OKLAHOMA CITY (KFOR) – A family claims their loved one who is battling COVID-19 at the Tuscany Village Nursing Home is not getting the proper care.
“We saw him decline pretty rapidly just from dehydration and no food,” Marla Bennett Miller told KFOR.
Bennett Miller is talking about what her brother, 69-year-old William Mark Johnson, is allegedly enduring while battling COVID-19 at the Tuscany Village Nursing Home.
“When they moved him to the COVID area, it just seems to us that they put him in a room and just left him there,” she said.
Bennett Miller told KFOR her brother is one of 47 COVID-19 patients at the home.

He has type 1 diabetes and can’t get up on his own. His family has been forced to watch his situation from outside his window.
“His water was there, but he couldn’t get to it. His food was there, but they wouldn’t make sure he had it,” Bennett Miller said.
Due to that, she said his symptoms went from mild to severe.
“Corporate is running it like a business and forgetting how sad it is to look into their faces of these people that have, you know, not seen their loved ones in nine months now,” she said.
Tuscany Village Nursing Home personnel sent KFOR the following statement:
“Tuscany Village Nursing Center has been contacted by KFOR, the NBC affiliate in Oklahoma City, regarding allegations made by a Tuscany Village resident’s family with respect to the resident’s care. Tuscany Village’s privacy policies, as well as federal and state law, preclude Tuscany Village from commenting regarding any resident’s medical condition. Tuscany Village investigates all such concerns in conformity with applicable facility policies and regulations and have done so in this instance. With respect to questions regarding the facility’s response to the COVID-19 pandemic, the facility initiated a COVID-19 management plan in early March in accordance with guidance issued by the federal Center for Disease Control and Prevention, the Centers for Medicare and Medicaid Services, the Oklahoma State Department of Health and other federal, state and local agencies. The program has been revised on an ongoing basis in response to the numerous changes in the agency directives. The health and safety or our residents is of paramount importance to Tuscany Village and we will continue to use our best efforts to provide the highest quality services possible given the numerous and unprecedented challenges that healthcare facilities are confronted with in the face of the pandemic.”
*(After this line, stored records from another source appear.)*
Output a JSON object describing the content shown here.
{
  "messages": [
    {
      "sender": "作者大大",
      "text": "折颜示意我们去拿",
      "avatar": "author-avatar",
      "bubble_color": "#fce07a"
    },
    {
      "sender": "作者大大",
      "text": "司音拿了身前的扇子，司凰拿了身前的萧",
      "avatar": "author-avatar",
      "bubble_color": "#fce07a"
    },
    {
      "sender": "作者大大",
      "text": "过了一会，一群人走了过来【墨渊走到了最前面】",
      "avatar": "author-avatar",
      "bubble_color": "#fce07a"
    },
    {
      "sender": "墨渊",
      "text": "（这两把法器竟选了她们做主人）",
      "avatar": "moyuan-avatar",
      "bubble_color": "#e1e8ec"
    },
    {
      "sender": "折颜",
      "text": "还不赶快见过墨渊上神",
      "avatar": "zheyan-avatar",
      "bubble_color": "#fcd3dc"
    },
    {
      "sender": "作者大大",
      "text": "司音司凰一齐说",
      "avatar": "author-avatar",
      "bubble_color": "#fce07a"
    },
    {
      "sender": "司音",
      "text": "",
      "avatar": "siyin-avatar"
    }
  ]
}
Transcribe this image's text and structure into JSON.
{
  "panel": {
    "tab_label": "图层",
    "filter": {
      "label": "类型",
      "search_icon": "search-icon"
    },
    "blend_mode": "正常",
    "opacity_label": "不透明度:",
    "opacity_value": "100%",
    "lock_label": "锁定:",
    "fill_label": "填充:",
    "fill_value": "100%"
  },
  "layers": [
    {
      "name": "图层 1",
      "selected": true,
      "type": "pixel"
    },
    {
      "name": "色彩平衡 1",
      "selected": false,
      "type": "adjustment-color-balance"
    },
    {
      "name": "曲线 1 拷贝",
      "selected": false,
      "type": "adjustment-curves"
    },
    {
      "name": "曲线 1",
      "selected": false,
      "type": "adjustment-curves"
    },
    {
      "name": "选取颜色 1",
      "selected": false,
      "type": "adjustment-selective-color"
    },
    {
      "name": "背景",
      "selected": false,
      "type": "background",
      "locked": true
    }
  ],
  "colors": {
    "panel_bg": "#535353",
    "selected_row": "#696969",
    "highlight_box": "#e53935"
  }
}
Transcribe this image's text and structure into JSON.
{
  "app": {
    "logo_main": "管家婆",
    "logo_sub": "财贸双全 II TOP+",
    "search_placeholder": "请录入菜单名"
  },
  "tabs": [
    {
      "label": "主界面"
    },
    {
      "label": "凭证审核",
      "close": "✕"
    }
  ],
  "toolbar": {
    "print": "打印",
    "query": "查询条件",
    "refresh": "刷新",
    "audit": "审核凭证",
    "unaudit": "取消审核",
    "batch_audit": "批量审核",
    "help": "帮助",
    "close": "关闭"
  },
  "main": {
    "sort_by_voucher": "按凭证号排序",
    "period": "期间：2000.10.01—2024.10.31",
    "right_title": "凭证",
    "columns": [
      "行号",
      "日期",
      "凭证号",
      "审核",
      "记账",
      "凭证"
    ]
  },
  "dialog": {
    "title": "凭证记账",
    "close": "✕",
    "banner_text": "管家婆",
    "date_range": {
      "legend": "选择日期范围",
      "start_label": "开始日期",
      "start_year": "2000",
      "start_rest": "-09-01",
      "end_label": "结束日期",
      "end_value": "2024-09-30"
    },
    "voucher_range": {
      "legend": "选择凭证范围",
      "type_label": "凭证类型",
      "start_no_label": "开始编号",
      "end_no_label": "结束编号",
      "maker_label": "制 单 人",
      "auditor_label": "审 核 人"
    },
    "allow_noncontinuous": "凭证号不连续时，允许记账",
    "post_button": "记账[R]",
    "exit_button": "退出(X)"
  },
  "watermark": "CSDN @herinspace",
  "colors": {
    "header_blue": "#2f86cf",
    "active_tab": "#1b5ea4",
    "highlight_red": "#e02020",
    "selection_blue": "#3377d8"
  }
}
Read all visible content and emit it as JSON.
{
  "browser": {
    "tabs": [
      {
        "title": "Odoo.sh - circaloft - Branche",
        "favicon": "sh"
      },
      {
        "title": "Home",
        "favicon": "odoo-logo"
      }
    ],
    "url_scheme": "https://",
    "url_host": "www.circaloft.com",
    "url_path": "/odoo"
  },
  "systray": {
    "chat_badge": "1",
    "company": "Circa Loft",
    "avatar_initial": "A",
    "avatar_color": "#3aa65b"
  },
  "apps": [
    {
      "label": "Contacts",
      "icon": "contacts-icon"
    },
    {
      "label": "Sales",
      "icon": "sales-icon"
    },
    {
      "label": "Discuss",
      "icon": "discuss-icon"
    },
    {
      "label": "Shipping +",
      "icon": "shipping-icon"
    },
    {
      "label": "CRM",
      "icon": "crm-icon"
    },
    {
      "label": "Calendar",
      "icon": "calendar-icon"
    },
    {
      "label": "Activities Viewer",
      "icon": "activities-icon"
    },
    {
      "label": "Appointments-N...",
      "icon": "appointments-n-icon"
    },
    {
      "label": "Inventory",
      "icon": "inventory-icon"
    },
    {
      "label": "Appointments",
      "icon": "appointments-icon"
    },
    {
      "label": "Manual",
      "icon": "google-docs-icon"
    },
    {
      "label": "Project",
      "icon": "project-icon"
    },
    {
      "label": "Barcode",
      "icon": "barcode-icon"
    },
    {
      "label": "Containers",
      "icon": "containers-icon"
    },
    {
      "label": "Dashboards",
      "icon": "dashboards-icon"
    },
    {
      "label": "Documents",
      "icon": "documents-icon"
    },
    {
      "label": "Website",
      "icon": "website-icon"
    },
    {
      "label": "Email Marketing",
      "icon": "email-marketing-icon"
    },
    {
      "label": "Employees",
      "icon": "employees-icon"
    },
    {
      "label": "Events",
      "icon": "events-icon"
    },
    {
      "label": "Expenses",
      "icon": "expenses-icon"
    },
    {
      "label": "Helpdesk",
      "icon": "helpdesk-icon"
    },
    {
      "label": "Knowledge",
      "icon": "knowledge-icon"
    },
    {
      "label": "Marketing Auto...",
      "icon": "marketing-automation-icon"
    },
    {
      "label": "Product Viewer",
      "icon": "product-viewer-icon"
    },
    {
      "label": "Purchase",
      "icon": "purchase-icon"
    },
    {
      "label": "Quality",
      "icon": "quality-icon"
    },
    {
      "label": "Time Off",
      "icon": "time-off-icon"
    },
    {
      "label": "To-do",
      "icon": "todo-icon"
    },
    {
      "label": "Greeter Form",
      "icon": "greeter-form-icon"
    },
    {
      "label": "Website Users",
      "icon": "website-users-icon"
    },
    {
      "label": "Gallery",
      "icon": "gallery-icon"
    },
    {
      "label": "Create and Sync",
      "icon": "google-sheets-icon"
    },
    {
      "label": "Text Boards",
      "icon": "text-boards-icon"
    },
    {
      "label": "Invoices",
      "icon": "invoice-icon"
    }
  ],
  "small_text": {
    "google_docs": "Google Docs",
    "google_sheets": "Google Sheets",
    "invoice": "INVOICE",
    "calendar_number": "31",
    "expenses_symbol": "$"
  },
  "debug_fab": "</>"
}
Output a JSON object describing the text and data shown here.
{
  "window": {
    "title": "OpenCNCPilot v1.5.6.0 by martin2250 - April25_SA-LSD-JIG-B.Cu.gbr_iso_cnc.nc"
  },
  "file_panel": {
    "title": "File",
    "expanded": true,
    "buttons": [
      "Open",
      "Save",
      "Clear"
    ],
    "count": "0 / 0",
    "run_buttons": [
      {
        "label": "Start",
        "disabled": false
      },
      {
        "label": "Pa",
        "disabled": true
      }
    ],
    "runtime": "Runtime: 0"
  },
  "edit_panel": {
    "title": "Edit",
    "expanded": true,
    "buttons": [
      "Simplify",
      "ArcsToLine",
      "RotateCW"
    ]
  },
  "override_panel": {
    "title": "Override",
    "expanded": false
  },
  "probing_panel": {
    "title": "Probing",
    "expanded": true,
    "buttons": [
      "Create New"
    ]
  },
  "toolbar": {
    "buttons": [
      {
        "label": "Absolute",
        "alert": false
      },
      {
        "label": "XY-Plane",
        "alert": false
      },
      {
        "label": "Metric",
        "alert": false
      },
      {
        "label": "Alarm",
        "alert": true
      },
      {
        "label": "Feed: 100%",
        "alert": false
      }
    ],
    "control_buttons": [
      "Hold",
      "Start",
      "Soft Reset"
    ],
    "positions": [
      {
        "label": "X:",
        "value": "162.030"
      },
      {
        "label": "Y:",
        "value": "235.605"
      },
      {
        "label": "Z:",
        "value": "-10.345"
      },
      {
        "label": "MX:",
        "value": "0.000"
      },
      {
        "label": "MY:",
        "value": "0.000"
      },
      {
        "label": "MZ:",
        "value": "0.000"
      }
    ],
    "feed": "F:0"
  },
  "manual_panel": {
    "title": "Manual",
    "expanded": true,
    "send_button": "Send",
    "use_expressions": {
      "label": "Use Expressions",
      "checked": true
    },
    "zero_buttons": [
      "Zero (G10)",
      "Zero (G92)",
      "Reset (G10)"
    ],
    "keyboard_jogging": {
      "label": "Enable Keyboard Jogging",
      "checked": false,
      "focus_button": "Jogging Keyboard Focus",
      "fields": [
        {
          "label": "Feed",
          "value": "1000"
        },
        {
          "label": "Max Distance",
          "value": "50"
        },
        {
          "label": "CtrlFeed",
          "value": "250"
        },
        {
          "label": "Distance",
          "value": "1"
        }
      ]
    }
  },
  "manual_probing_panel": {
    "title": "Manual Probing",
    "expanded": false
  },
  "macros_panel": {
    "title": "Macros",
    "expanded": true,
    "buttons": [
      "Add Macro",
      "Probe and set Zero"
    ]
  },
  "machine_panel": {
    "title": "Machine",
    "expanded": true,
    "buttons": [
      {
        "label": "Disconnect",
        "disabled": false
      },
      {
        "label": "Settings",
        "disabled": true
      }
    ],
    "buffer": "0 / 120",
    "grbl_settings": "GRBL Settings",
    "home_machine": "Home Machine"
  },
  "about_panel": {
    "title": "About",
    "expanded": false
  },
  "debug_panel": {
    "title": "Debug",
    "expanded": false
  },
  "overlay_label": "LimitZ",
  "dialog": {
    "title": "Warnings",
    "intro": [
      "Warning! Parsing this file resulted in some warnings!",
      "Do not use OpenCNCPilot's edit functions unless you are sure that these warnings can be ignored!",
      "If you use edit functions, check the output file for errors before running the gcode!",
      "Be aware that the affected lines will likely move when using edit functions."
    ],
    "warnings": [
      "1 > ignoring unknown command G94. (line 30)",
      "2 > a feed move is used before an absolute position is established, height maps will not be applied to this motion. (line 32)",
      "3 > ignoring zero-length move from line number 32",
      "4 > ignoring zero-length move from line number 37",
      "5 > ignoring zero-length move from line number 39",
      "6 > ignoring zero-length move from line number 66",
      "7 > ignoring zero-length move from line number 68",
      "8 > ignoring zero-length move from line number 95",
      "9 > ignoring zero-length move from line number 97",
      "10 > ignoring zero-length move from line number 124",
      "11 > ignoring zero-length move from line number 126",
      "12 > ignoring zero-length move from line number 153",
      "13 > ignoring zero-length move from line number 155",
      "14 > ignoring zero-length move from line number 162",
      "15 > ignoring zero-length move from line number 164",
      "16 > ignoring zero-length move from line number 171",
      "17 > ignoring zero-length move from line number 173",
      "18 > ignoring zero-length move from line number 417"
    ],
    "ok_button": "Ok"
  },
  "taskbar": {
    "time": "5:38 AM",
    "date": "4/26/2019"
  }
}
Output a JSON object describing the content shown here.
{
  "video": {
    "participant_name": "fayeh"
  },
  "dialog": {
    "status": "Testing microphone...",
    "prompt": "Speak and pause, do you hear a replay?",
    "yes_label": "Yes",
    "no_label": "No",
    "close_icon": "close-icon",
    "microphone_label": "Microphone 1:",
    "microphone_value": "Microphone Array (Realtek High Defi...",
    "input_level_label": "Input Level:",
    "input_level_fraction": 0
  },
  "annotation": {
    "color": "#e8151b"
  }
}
Lee M. Wood, StoneGate Senior Living, LLC
KFOR also spoke with with a representative with the company that owns the home, and they said there is no merit to these allegations.
Staffing issues, though, are a problem at other nursing homes around the state. Earlier this week, the Oklahoma Medical Reserve Corp posted on their website about a “critical need for staffing assistance following a COVID-19 outbreak at the Quinton Manor Nursing Home. Over 80 percent of staff are quarantined for the next 6-14 days.”
“This is the first request we’ve had for volunteers in several months during this pandemic,” Lezlie Carter, OKMRC stare coordinator, said.